To use the returned reference, you must use reference assignment:
<?php
function &collector()
{
static $collection = array();
return $collection;
}
$collection = &collector();
// Now the $collection is a referenced variable that references the static array inside the function
$collection[] = 'foo';
print_r(collector());
// Array
// (
// [0] => foo
// )
?>
Note: If the assignment is done without the & symbol, e.g. $collection = collector();, the $collection variable will receive a copy of the value, not the reference returned by the function.
To pass the returned reference to another function expecting a reference you can use this syntax:
<?php
function &collector()
{
static $collection = array();
return $collection;
}
array_push(collector(), 'foo');
?>
Note: Note that array_push(&collector(), 'foo'); will not work, it results in a fatal error.
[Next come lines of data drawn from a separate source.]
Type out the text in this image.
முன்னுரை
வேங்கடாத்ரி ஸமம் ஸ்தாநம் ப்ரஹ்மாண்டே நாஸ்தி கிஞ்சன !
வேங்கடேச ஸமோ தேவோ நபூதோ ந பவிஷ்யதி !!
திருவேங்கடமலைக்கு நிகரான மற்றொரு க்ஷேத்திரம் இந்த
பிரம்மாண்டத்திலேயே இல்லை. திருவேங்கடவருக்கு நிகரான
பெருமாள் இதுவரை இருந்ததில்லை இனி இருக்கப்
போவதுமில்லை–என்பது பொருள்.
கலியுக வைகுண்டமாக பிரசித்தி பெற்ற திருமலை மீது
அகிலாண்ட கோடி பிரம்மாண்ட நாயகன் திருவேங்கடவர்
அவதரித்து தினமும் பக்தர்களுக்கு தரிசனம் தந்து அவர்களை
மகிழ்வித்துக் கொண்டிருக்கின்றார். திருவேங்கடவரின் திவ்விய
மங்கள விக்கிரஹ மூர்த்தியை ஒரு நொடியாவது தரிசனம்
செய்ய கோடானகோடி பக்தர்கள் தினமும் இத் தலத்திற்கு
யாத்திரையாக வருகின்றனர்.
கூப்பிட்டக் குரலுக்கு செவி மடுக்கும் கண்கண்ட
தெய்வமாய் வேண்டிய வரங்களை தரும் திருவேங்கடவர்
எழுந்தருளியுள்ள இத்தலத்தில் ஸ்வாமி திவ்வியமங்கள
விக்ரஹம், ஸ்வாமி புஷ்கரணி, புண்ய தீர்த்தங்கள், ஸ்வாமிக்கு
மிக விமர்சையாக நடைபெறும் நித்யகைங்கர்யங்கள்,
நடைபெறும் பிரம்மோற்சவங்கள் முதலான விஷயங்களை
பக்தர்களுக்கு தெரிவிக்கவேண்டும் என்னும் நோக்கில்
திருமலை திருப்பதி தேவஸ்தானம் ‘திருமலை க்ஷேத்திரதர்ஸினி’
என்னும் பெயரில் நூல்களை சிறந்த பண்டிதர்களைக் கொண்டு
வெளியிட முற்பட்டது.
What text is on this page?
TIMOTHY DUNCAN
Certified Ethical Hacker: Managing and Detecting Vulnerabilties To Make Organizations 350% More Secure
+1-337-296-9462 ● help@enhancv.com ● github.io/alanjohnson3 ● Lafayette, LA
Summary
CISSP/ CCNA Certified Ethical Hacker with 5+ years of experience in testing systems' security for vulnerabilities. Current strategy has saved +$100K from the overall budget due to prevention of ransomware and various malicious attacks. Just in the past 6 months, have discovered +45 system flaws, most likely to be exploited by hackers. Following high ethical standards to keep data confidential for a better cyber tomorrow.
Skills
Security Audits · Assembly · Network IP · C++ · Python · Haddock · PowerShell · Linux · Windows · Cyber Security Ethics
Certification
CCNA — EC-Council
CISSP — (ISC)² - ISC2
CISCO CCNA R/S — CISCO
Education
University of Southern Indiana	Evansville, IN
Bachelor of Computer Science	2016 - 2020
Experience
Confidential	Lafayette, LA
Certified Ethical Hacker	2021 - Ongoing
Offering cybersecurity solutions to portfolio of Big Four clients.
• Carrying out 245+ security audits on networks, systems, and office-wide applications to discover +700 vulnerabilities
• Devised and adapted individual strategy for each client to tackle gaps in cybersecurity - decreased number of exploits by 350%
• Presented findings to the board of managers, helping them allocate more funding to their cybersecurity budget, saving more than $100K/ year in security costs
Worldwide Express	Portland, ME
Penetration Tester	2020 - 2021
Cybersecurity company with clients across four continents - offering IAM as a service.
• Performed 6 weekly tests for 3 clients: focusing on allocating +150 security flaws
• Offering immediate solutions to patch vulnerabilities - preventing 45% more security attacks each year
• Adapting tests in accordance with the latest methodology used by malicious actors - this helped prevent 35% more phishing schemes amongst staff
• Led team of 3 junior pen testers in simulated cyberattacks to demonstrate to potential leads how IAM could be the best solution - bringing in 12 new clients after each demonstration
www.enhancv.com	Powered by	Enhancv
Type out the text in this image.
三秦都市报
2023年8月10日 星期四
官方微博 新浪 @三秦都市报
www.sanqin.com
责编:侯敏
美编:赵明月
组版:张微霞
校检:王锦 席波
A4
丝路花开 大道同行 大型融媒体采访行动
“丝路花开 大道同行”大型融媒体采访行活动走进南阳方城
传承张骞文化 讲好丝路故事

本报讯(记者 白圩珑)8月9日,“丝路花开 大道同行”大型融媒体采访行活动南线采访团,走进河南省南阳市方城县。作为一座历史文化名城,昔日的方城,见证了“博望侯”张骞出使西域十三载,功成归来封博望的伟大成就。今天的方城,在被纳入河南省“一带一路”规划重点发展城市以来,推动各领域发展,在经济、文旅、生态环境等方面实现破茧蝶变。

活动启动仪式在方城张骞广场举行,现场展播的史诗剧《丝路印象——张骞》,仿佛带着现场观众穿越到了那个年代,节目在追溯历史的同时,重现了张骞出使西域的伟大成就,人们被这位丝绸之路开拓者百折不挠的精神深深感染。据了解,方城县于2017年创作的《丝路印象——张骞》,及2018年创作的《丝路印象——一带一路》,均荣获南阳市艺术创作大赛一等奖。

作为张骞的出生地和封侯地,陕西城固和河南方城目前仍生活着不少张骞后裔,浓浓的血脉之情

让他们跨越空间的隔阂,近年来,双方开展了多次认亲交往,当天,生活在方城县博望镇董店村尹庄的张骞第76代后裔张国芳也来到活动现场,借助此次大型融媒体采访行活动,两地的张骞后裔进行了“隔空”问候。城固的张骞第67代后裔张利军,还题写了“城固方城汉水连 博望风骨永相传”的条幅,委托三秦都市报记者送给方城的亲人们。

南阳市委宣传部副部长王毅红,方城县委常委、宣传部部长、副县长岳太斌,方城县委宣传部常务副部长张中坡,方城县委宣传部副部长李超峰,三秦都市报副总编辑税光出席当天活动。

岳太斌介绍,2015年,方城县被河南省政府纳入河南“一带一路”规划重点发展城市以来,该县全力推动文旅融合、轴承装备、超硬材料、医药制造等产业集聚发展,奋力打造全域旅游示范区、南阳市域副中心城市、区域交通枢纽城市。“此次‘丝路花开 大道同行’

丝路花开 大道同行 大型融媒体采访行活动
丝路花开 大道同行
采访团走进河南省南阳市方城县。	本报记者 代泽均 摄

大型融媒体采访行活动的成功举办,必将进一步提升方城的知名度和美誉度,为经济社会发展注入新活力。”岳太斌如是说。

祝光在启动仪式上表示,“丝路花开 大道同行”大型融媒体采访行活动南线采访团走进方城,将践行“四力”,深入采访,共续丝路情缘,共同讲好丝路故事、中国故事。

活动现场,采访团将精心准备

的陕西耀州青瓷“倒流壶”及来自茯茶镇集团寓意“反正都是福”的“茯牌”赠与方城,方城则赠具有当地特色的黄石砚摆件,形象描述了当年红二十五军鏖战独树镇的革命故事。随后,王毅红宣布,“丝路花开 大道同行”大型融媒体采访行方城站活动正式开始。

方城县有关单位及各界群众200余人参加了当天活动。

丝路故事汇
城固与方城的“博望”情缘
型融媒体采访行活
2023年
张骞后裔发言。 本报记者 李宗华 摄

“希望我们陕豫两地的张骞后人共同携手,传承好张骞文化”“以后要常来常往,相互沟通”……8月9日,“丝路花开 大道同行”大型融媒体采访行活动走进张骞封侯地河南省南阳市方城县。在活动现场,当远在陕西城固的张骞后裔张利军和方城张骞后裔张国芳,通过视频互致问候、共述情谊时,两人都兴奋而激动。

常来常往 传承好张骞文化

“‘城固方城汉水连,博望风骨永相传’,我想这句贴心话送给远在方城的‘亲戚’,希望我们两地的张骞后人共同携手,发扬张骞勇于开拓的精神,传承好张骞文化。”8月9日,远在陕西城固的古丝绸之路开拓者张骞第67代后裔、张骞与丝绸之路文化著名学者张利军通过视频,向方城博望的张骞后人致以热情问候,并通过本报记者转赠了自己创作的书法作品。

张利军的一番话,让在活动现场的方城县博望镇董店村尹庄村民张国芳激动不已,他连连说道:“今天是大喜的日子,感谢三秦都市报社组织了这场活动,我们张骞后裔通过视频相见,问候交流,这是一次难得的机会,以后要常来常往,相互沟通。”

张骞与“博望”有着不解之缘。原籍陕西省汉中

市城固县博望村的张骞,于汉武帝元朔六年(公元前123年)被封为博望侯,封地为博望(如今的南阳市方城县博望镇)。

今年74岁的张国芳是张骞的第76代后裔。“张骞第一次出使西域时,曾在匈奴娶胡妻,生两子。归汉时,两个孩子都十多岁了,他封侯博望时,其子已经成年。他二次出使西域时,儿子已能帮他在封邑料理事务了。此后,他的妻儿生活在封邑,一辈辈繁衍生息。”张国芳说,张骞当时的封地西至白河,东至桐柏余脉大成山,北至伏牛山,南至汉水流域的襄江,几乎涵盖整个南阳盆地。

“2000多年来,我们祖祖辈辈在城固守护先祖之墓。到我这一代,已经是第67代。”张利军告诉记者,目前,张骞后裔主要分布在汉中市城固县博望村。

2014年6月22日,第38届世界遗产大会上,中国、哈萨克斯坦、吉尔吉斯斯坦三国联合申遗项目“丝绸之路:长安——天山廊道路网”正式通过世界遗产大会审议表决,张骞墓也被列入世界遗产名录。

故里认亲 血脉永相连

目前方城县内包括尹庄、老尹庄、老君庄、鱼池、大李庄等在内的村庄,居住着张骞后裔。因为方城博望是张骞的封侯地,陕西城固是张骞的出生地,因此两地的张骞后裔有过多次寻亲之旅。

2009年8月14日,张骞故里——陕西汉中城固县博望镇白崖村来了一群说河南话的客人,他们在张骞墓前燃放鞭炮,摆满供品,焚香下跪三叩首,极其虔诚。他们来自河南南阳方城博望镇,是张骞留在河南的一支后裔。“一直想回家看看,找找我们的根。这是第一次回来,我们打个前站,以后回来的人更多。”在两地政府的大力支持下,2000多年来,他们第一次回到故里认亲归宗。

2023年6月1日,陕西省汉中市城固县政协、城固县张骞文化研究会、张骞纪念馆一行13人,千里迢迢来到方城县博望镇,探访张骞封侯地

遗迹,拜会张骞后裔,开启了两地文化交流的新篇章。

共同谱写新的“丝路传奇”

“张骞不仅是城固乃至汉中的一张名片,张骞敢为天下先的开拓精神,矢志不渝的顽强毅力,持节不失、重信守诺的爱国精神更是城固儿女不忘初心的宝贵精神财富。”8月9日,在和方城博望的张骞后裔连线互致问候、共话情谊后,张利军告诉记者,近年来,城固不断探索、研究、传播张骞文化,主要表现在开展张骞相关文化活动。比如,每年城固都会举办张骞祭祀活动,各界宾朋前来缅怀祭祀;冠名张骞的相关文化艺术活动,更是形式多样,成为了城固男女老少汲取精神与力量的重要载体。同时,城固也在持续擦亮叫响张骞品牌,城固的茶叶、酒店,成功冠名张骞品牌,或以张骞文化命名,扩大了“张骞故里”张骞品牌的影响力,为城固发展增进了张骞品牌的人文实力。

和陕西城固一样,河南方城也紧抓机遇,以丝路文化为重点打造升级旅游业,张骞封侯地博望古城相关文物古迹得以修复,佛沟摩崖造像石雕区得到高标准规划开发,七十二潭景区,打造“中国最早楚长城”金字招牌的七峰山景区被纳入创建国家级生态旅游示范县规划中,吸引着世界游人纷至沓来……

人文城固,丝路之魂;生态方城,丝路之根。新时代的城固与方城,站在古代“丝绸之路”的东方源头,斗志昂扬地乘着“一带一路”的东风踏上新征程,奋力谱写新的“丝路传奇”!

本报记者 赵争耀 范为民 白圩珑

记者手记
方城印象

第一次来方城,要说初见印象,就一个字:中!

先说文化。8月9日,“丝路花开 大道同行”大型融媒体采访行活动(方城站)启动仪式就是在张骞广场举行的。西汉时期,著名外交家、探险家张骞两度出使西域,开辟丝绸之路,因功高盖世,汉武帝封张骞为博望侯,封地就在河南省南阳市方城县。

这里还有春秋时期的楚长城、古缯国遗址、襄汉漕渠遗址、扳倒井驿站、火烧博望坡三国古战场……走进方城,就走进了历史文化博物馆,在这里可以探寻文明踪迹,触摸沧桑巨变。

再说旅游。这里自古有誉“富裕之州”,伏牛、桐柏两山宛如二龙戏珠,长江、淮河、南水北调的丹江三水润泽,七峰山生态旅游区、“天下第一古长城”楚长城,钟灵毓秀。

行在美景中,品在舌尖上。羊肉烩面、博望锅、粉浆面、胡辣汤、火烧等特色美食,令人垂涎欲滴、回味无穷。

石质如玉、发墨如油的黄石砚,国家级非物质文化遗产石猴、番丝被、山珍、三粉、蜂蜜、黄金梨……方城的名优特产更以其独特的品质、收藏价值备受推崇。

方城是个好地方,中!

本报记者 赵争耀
When you unset the reference, you just break the binding between variable name and variable content. This does not mean that variable content will be destroyed. For example:
<?php
$a = 1;
$b =& $a;
unset($a);
?>
won’t unset $b, just $a.
Again, it might be useful to think about this as analogous to the Unix unlink call.
Many syntax constructs in PHP are implemented via referencing mechanisms, so everything mentioned herein about reference binding also applies to these constructs. Some constructs, like passing and returning by reference, are mentioned above. Other constructs that use references are:
When you declare a variable as global $var you are in fact creating reference to a global variable. That means, this is the same as:
<?php
$var =& $GLOBALS["var"];
?>
This also means that unsetting $var won’t unset the global variable.